Ousmane Sonko fixe ses conditions sur la restructuration de la dette au Sénégal

Ousmane Sonko fixe ses conditions sur la restructuration de la dette au Sénégal

Questionné sur la gestion de la dette sénégalaise et l’arrivée prochaine d’une mission du Fonds monétaire international à Dakar, Ousmane Sonko, président de l’Assemblée nationale, a livré une analyse transparente de ses deux années à la Primature. Il a également fixé des limites claires à l’attention du gouvernement dirigé par Al Aminou Lo. Concernant une éventuelle restructuration de la dette, il a d’abord réfuté toute position dogmatique : « Nous ne sommes pas dans des positions absolues. Nous examinons avec lucidité la situation », a-t-il déclaré. Cependant, il a rappelé qu’en tant que Premier ministre, il s’était opposé fermement à une restructuration brutale, estimant que « les conditions n’étaient même pas réunies, puisque le pays n’était pas en défaut et parvenait à respecter ses engagements ». Depuis l’Assemblée nationale, il entend maintenir cette ligne. « Si une décision devait être prise qui sacrifie nos options de changement systémique et structurel au profit de ratios à court terme, nous ne l’accepterons pas », a-t-il averti, promettant de recourir aux prérogatives de l’institution pour dire non.

Sur son propre bilan en matière d’endettement, Sonko a assumé ses choix sans détour.

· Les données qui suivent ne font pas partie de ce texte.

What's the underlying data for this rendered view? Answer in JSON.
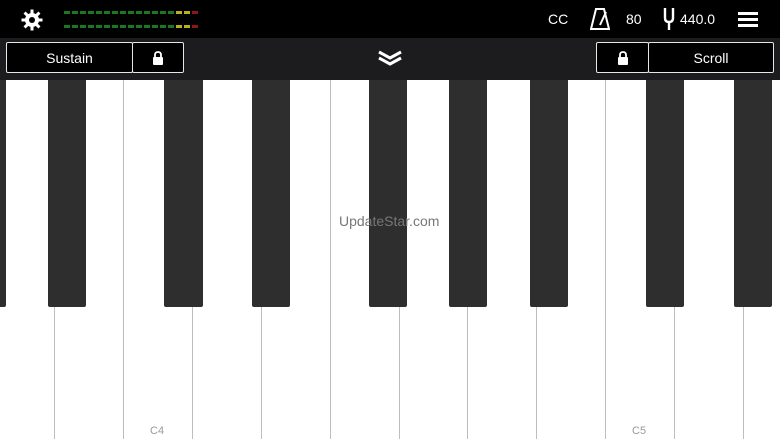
{
  "topbar": {
    "cc_label": "CC",
    "tempo": "80",
    "tuning": "440.0"
  },
  "controls": {
    "sustain_label": "Sustain",
    "scroll_label": "Scroll"
  },
  "keyboard": {
    "labels": [
      "C4",
      "C5"
    ]
  },
  "watermark": "UpdateStar.com",
  "icons": [
    "gear-icon",
    "level-meter",
    "metronome-icon",
    "tuning-fork-icon",
    "menu-icon",
    "lock-icon",
    "collapse-chevron-icon"
  ],
  "colors": {
    "background": "#000000",
    "toolbar": "#1c1c1e",
    "black_key": "#2e2e2e",
    "white_key": "#ffffff",
    "meter_green": "#1a7a22",
    "meter_yellow": "#b8b020",
    "meter_red": "#8a1a14"
  }
}
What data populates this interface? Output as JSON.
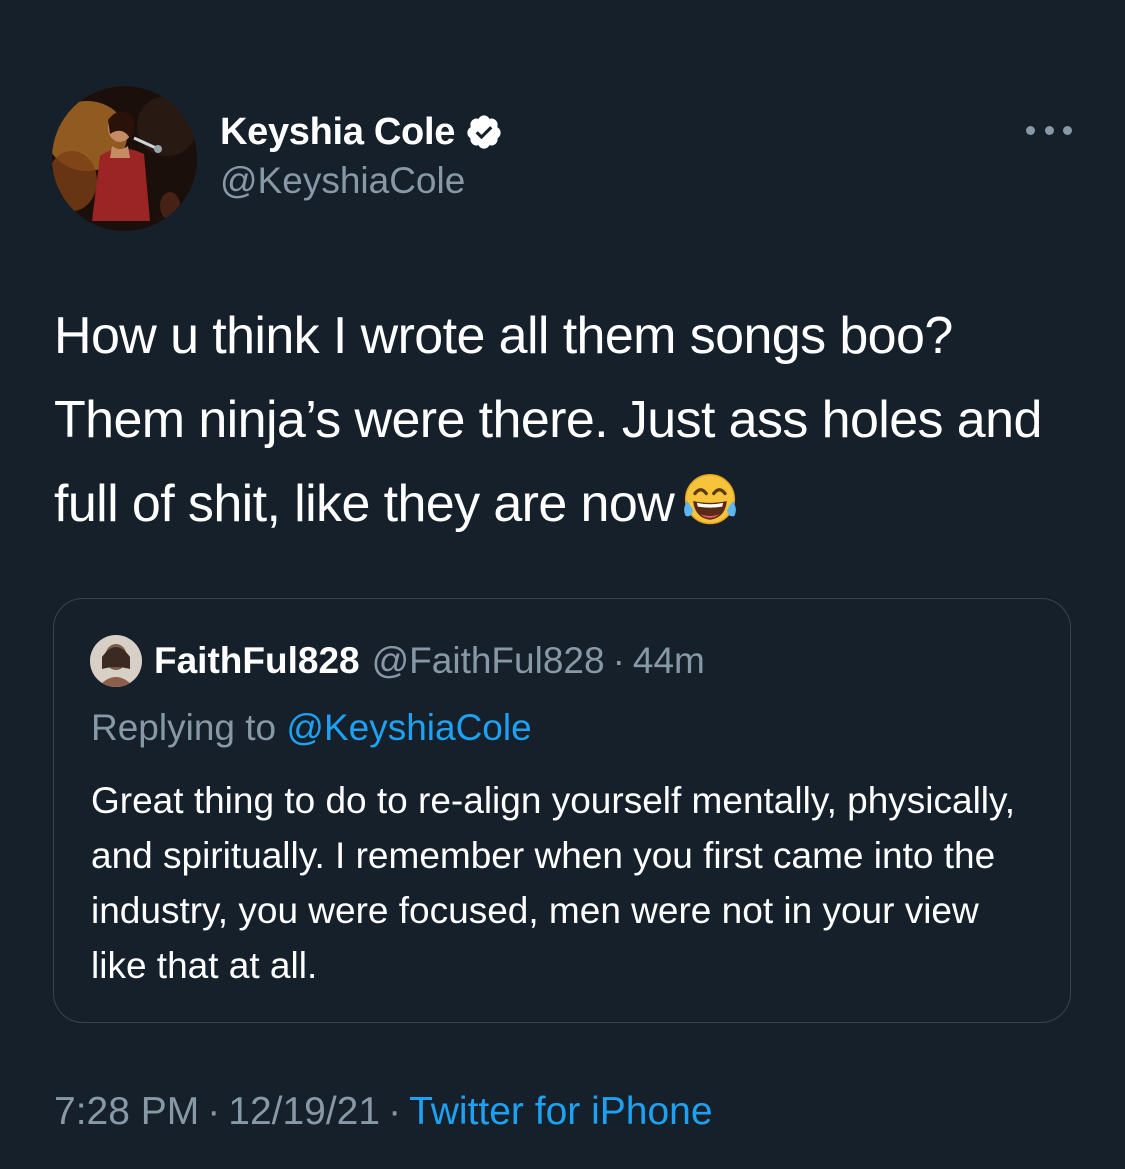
{
  "tweet": {
    "author": {
      "display_name": "Keyshia Cole",
      "handle": "@KeyshiaCole",
      "verified_icon": "verified-badge-icon",
      "avatar_icon": "profile-photo"
    },
    "more_icon": "more-options-icon",
    "text": "How u think I wrote all them songs boo? Them ninja’s were there. Just ass holes and full of shit, like they are now",
    "emoji_icon": "face-with-tears-of-joy-emoji",
    "quoted_tweet": {
      "display_name": "FaithFul828",
      "handle": "@FaithFul828",
      "separator": "·",
      "time": "44m",
      "replying_prefix": "Replying to",
      "replying_to": "@KeyshiaCole",
      "text": "Great thing to do to re-align yourself mentally, physically, and spiritually. I remember when you first came into the industry, you were focused, men were not in your view like that at all."
    },
    "footer": {
      "time": "7:28 PM",
      "separator": "·",
      "date": "12/19/21",
      "source": "Twitter for iPhone"
    }
  },
  "colors": {
    "background": "#15202b",
    "text": "#ffffff",
    "secondary": "#8899a6",
    "accent": "#1da1f2",
    "border": "#38444d"
  }
}
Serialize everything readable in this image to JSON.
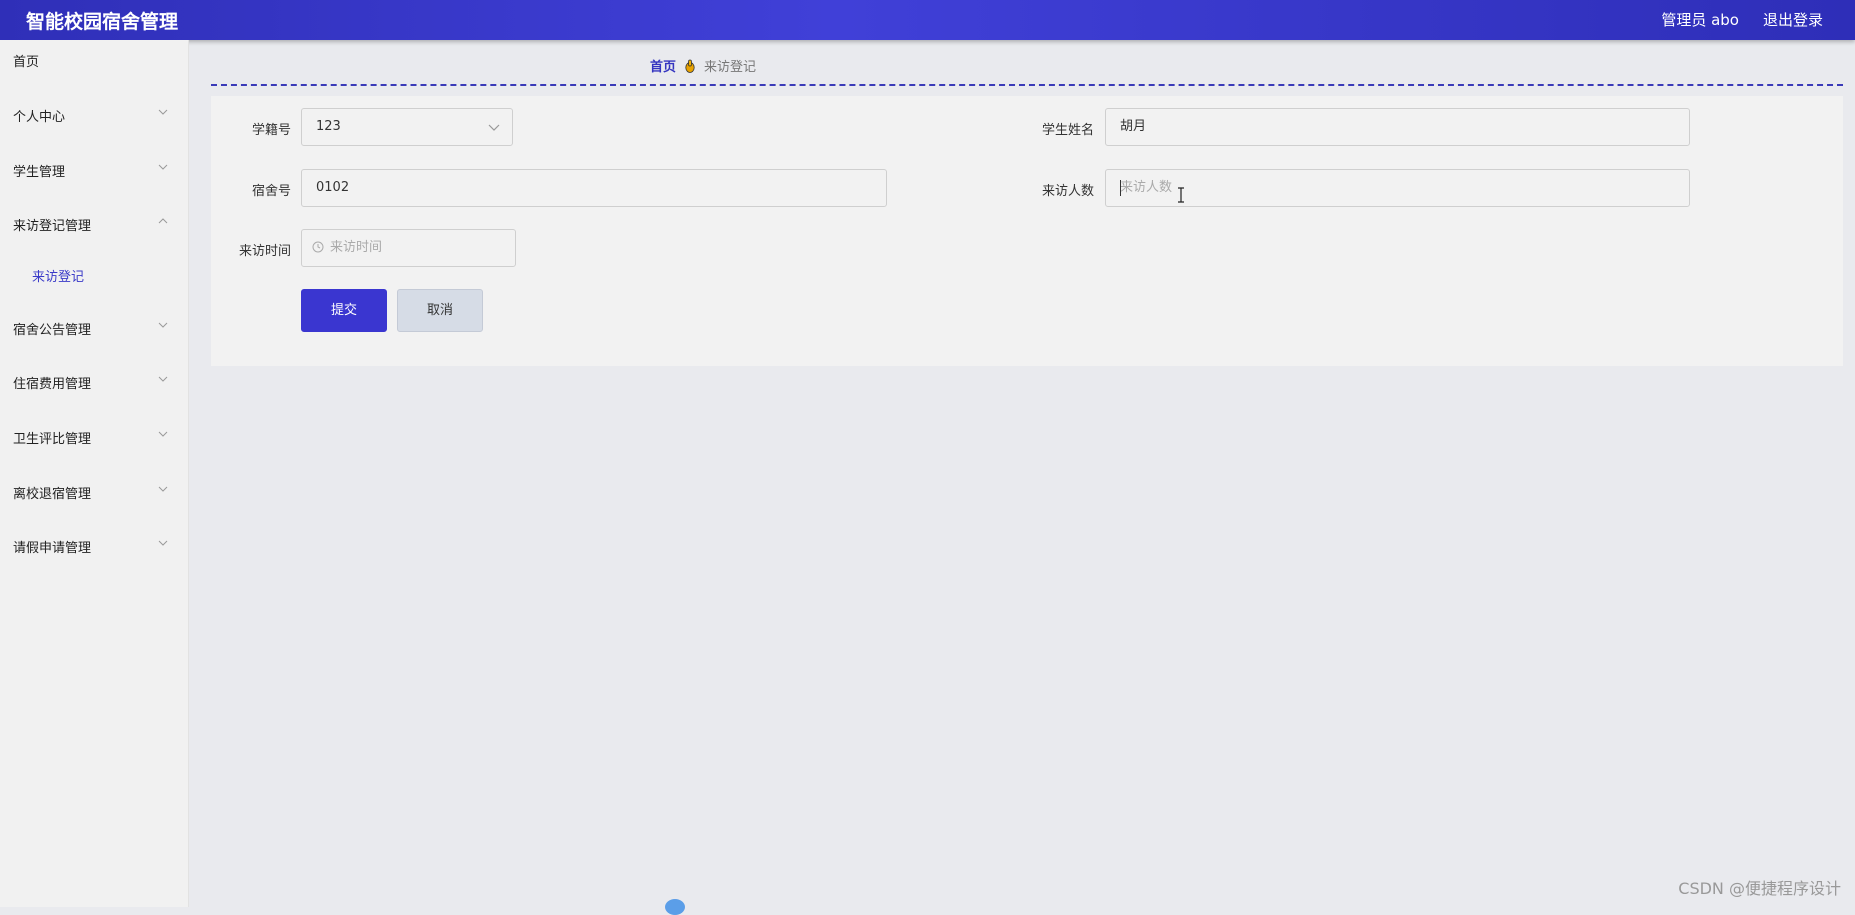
{
  "header": {
    "app_title": "智能校园宿舍管理",
    "user_label": "管理员 abo",
    "logout_label": "退出登录"
  },
  "sidebar": {
    "items": [
      {
        "label": "首页",
        "has_chevron": false
      },
      {
        "label": "个人中心",
        "has_chevron": true,
        "expanded": false
      },
      {
        "label": "学生管理",
        "has_chevron": true,
        "expanded": false
      },
      {
        "label": "来访登记管理",
        "has_chevron": true,
        "expanded": true
      },
      {
        "label": "来访登记",
        "sub": true,
        "active": true
      },
      {
        "label": "宿舍公告管理",
        "has_chevron": true,
        "expanded": false
      },
      {
        "label": "住宿费用管理",
        "has_chevron": true,
        "expanded": false
      },
      {
        "label": "卫生评比管理",
        "has_chevron": true,
        "expanded": false
      },
      {
        "label": "离校退宿管理",
        "has_chevron": true,
        "expanded": false
      },
      {
        "label": "请假申请管理",
        "has_chevron": true,
        "expanded": false
      }
    ]
  },
  "breadcrumb": {
    "home": "首页",
    "current": "来访登记"
  },
  "form": {
    "student_id_label": "学籍号",
    "student_id_value": "123",
    "student_name_label": "学生姓名",
    "student_name_value": "胡月",
    "dorm_label": "宿舍号",
    "dorm_value": "0102",
    "visitor_count_label": "来访人数",
    "visitor_count_placeholder": "来访人数",
    "visit_time_label": "来访时间",
    "visit_time_placeholder": "来访时间",
    "submit_label": "提交",
    "cancel_label": "取消"
  },
  "watermark": "CSDN @便捷程序设计",
  "colors": {
    "header_bg": "#3535c8",
    "accent": "#3a36d0",
    "sidebar_bg": "#f1f1f1",
    "page_bg": "#e9eaee"
  }
}
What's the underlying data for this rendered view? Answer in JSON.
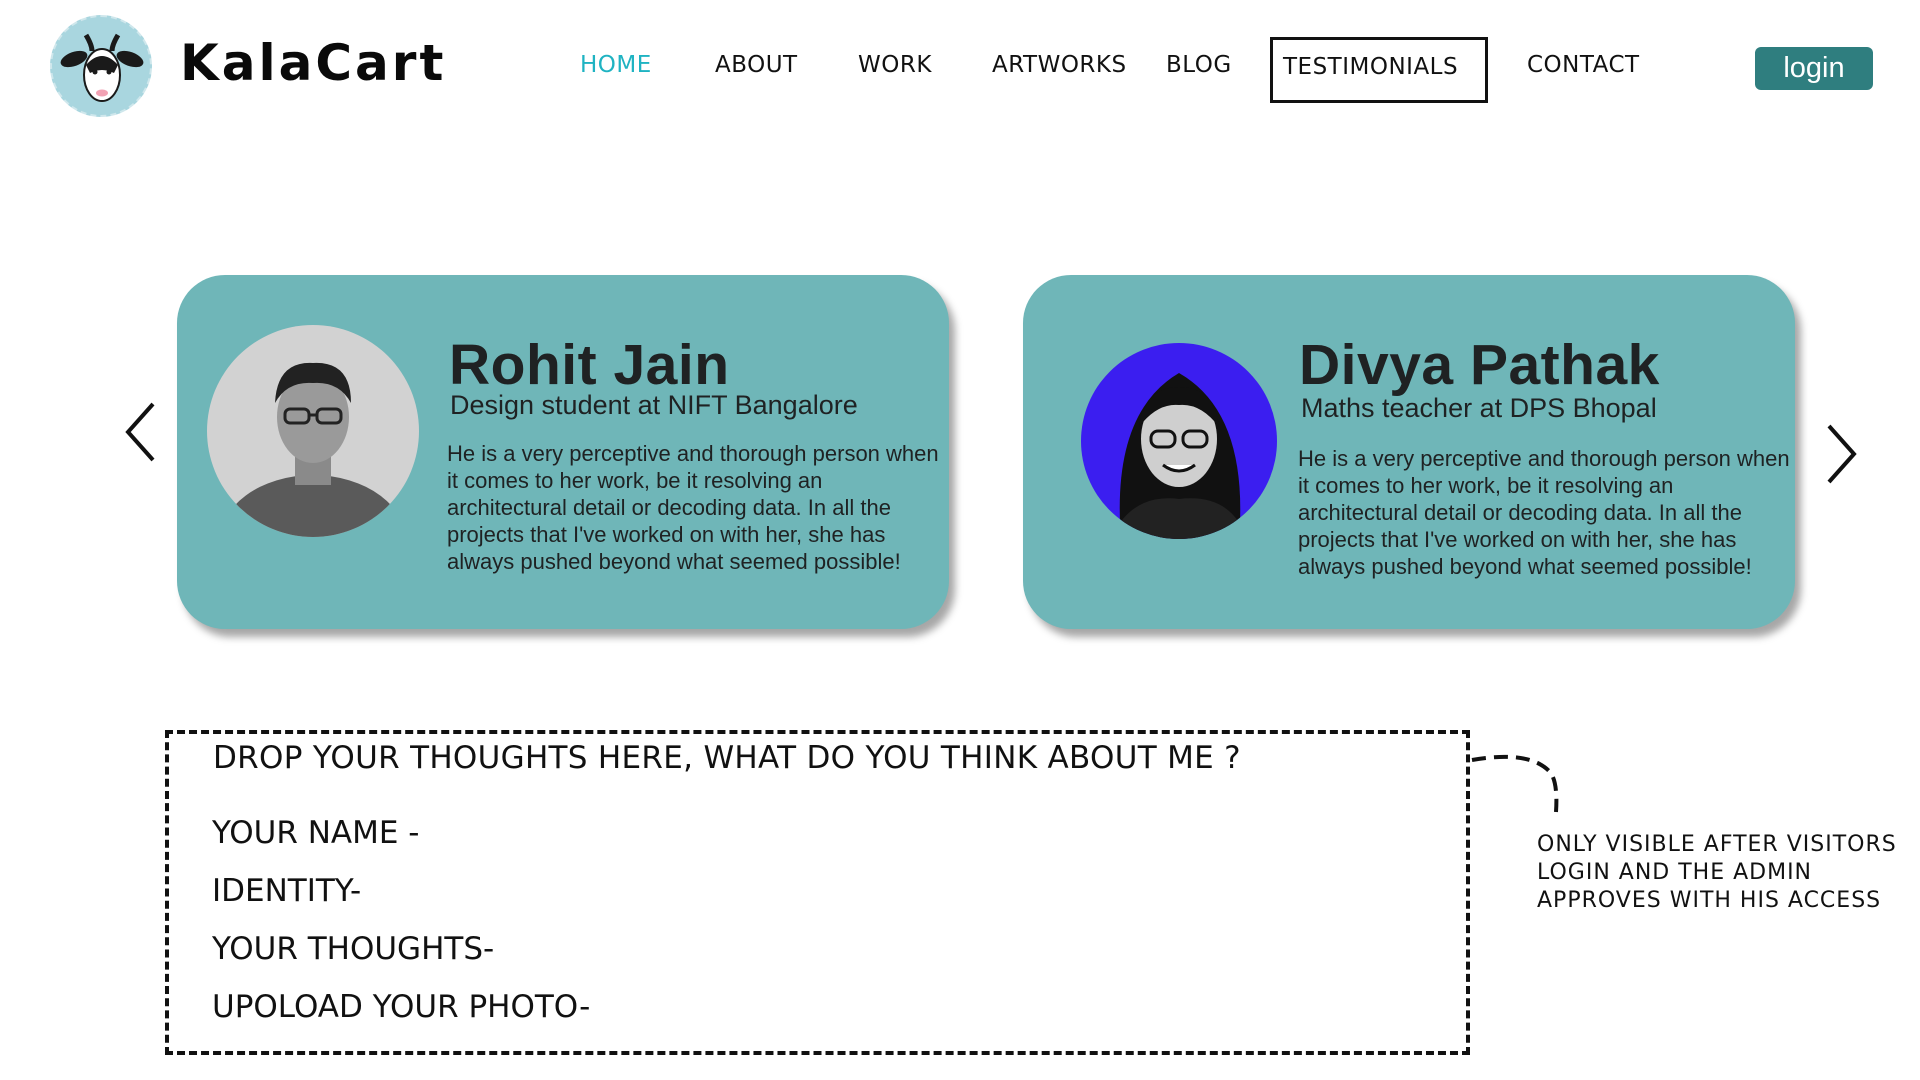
{
  "brand": {
    "name": "KalaCart",
    "logo_icon": "goat-icon",
    "logo_bg": "#a9d6df"
  },
  "nav": {
    "items": [
      {
        "label": "HOME",
        "active": true
      },
      {
        "label": "ABOUT"
      },
      {
        "label": "WORK"
      },
      {
        "label": "ARTWORKS"
      },
      {
        "label": "BLOG"
      },
      {
        "label": "TESTIMONIALS",
        "boxed": true
      },
      {
        "label": "CONTACT"
      }
    ],
    "active_color": "#1fb3c2"
  },
  "login": {
    "label": "login",
    "color": "#2f7e7f"
  },
  "testimonials": {
    "card_color": "#6fb6b8",
    "prev_icon": "chevron-left-icon",
    "next_icon": "chevron-right-icon",
    "cards": [
      {
        "name": "Rohit Jain",
        "role": "Design student at NIFT Bangalore",
        "quote": "He is a very perceptive and thorough person when it comes to her work, be it resolving an architectural detail or decoding data. In all the projects that I've worked on with her, she has always pushed beyond what seemed possible!",
        "avatar_bg": "#cccccc"
      },
      {
        "name": "Divya Pathak",
        "role": "Maths teacher at DPS Bhopal",
        "quote": "He is a very perceptive and thorough person when it comes to her work, be it resolving an architectural detail or decoding data. In all the projects that I've worked on with her, she has always pushed beyond what seemed possible!",
        "avatar_bg": "#3b1ef0"
      }
    ]
  },
  "form": {
    "title": "DROP YOUR THOUGHTS HERE, WHAT DO YOU THINK ABOUT ME ?",
    "fields": [
      {
        "label": "YOUR NAME -"
      },
      {
        "label": "IDENTITY-"
      },
      {
        "label": "YOUR THOUGHTS-"
      },
      {
        "label": "UPOLOAD YOUR PHOTO-"
      }
    ]
  },
  "note": {
    "text": "ONLY VISIBLE AFTER VISITORS LOGIN AND THE ADMIN APPROVES WITH HIS ACCESS"
  }
}
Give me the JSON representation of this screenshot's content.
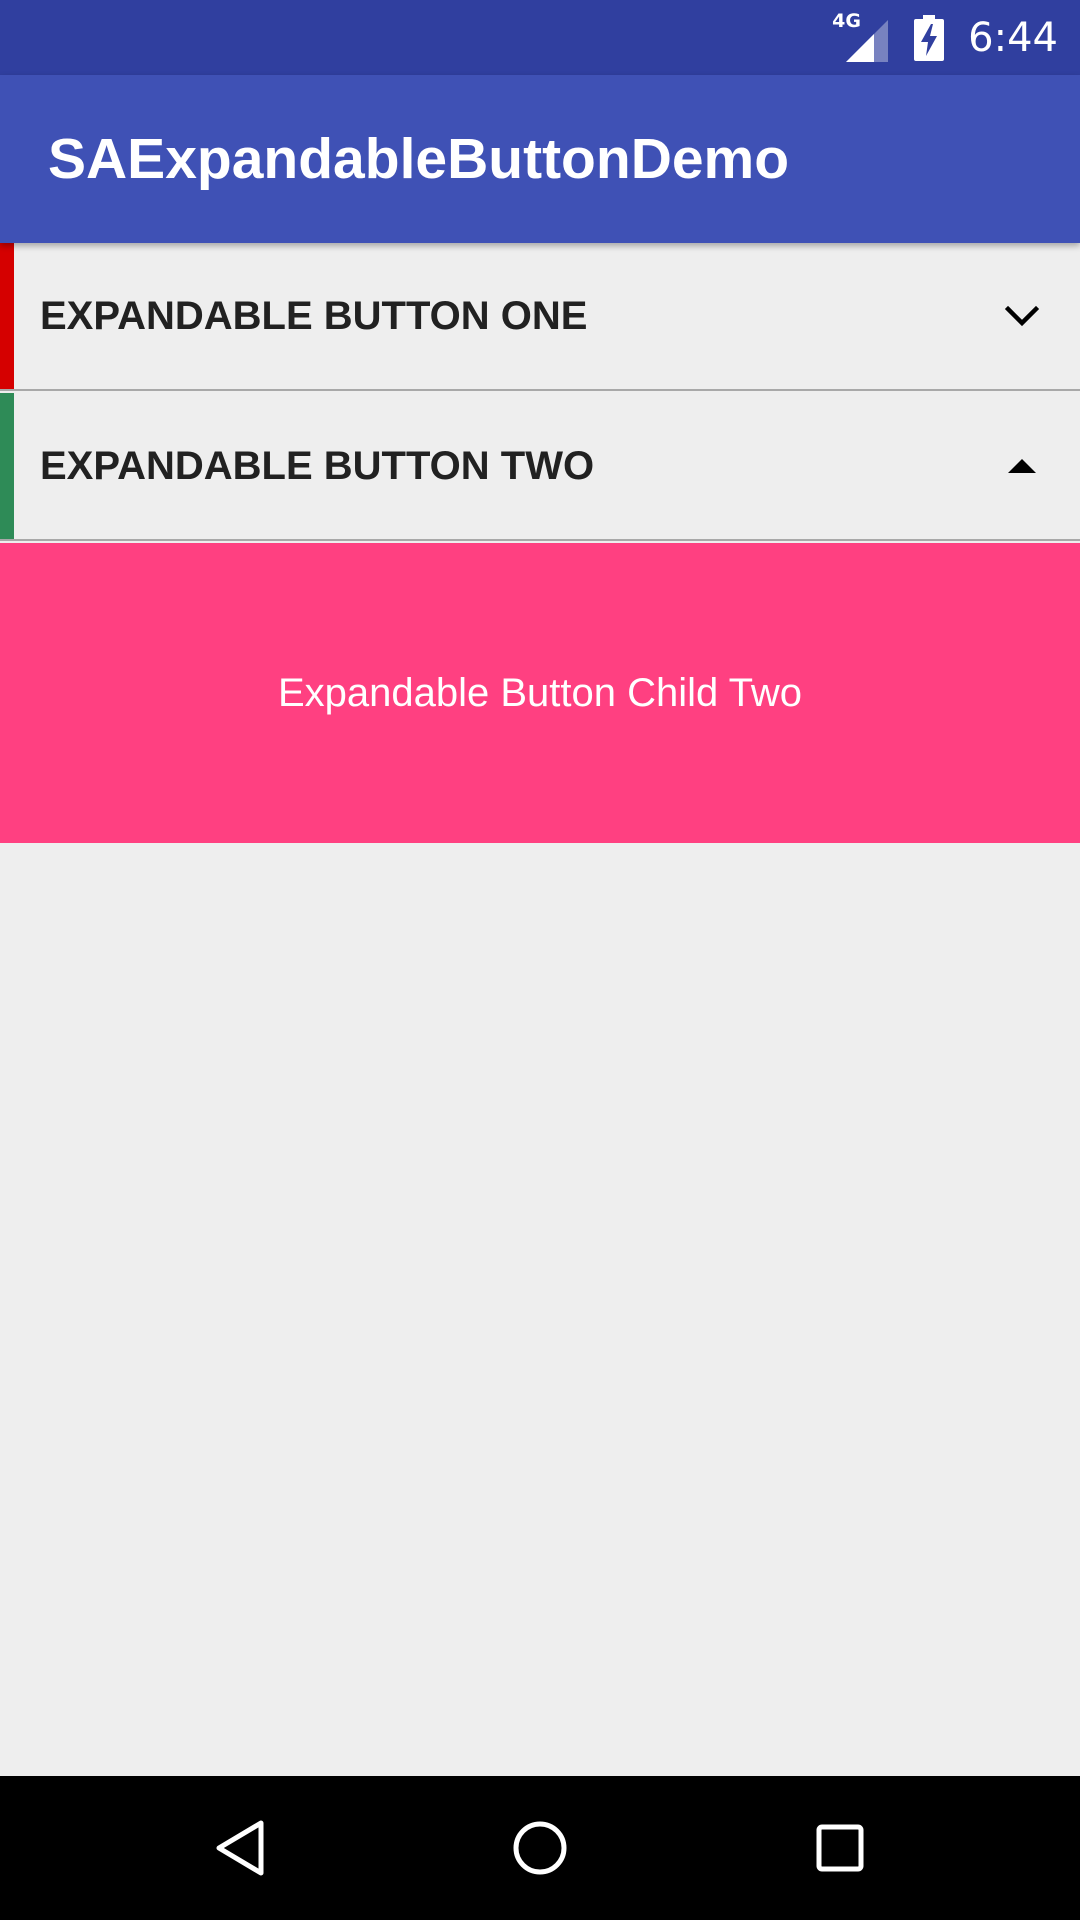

Face aux critiques qui lui reprochent d’avoir continué à solliciter les bailleurs internationaux malgré son discours souverainiste, il a justifié sa démarche par la transparence. « Nous avons fait le choix de partir sur une bonne base et de ne pas dissimuler des chiffres, parce que cela nous aurait rattrapés tôt ou tard », a-t-il expliqué, citant en exemple la crise de la dette grecque. « Dans tous les pays du monde, la dette se refinance, elle se renouvelle », a-t-il ajouté, revendiquant une gestion orthodoxe des échéances.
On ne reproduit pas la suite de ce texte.